Others helped unload 8 caged-crates filled with firewood, and stacking them one cord at a time, up to about 8 feet in height. (photo credit: Clara from Soul Fire Farm)
Everyone at Soul Fire Farm spoke with intention and profound respect for the nature around them, “we must work in collaboration with nature. Nature serves us, so we must serve nature.” A core tenet to our work is working in partnership with nature – this thinking was inspiring and a great reminder that we must also serve it with utmost respect and honor.
The team had an amazing day and walked away filled with gratitude for the hard work, thoughtfulness and rigor that goes into farming by the farmers, alongside newfound knowledge of sustainable farming practices and a deep appreciation for the inextricable relationship we have with nature.
The entire group of volunteers & Spindrift teammates who participated on the June 4th volunteer and learn day! (photo credit: Clara from Soul Fire Farm)
We're proud to support Soul Fire Farm's mission and encourage others to support local farming initiatives near them.
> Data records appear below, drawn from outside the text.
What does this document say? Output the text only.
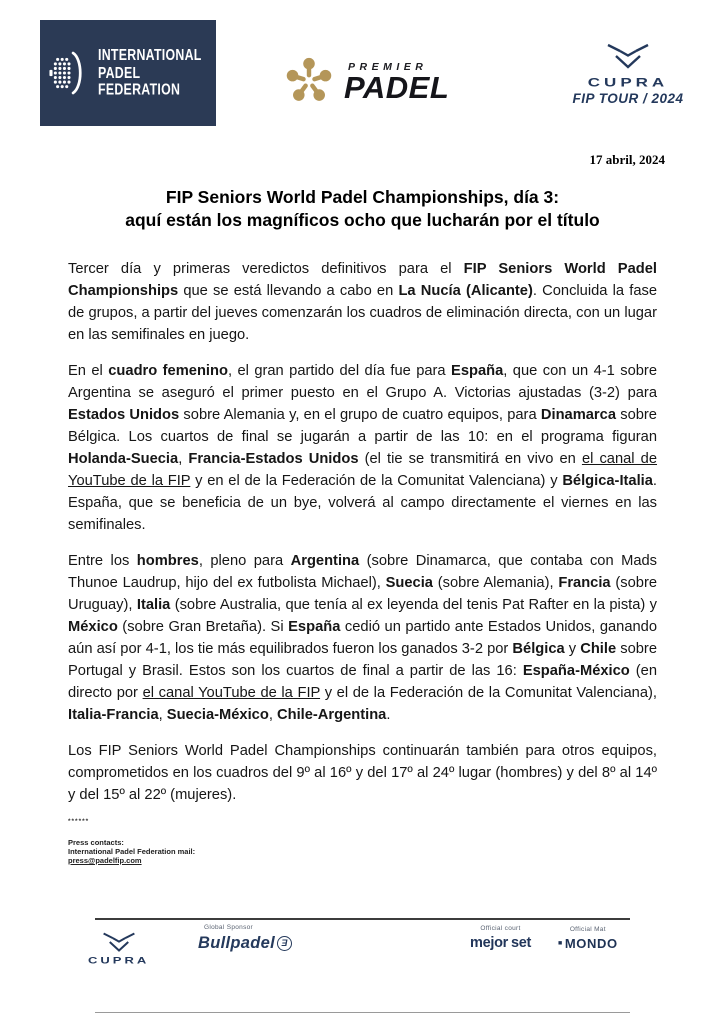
INTERNATIONAL
PADEL
FEDERATION
PREMIER
PADEL	CUPRA
FIP TOUR / 2024
17 abril, 2024
FIP Seniors World Padel Championships, día 3:
aquí están los magníficos ocho que lucharán por el título

Tercer día y primeras veredictos definitivos para el FIP Seniors World Padel Championships que se está llevando a cabo en La Nucía (Alicante). Concluida la fase de grupos, a partir del jueves comenzarán los cuadros de eliminación directa, con un lugar en las semifinales en juego.

En el cuadro femenino, el gran partido del día fue para España, que con un 4-1 sobre Argentina se aseguró el primer puesto en el Grupo A. Victorias ajustadas (3-2) para Estados Unidos sobre Alemania y, en el grupo de cuatro equipos, para Dinamarca sobre Bélgica. Los cuartos de final se jugarán a partir de las 10: en el programa figuran Holanda-Suecia, Francia-Estados Unidos (el tie se transmitirá en vivo en el canal de YouTube de la FIP y en el de la Federación de la Comunitat Valenciana) y Bélgica-Italia. España, que se beneficia de un bye, volverá al campo directamente el viernes en las semifinales.

Entre los hombres, pleno para Argentina (sobre Dinamarca, que contaba con Mads Thunoe Laudrup, hijo del ex futbolista Michael), Suecia (sobre Alemania), Francia (sobre Uruguay), Italia (sobre Australia, que tenía al ex leyenda del tenis Pat Rafter en la pista) y México (sobre Gran Bretaña). Si España cedió un partido ante Estados Unidos, ganando aún así por 4-1, los tie más equilibrados fueron los ganados 3-2 por Bélgica y Chile sobre Portugal y Brasil. Estos son los cuartos de final a partir de las 16: España-México (en directo por el canal YouTube de la FIP y el de la Federación de la Comunitat Valenciana), Italia-Francia, Suecia-México, Chile-Argentina.

Los FIP Seniors World Padel Championships continuarán también para otros equipos, comprometidos en los cuadros del 9º al 16º y del 17º al 24º lugar (hombres) y del 8º al 14º y del 15º al 22º (mujeres).

******
Press contacts:
International Padel Federation mail:
press@padelfip.com
CUPRA
Global Sponsor
Bullpadel Ǝ
Official court
mejor set
Official Mat
■ MONDO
Supporting organizations like Soul Fire Farm is how we can ensure farming for generations as well as improve accessibility to wholesome, healthy produce for all. We encourage you to learn more about their inspiring mission, and seek out opportunities to support their work or the work of farms in your local community through purchasing local produce or farmers markets, monetary donations, or volunteering time or resources.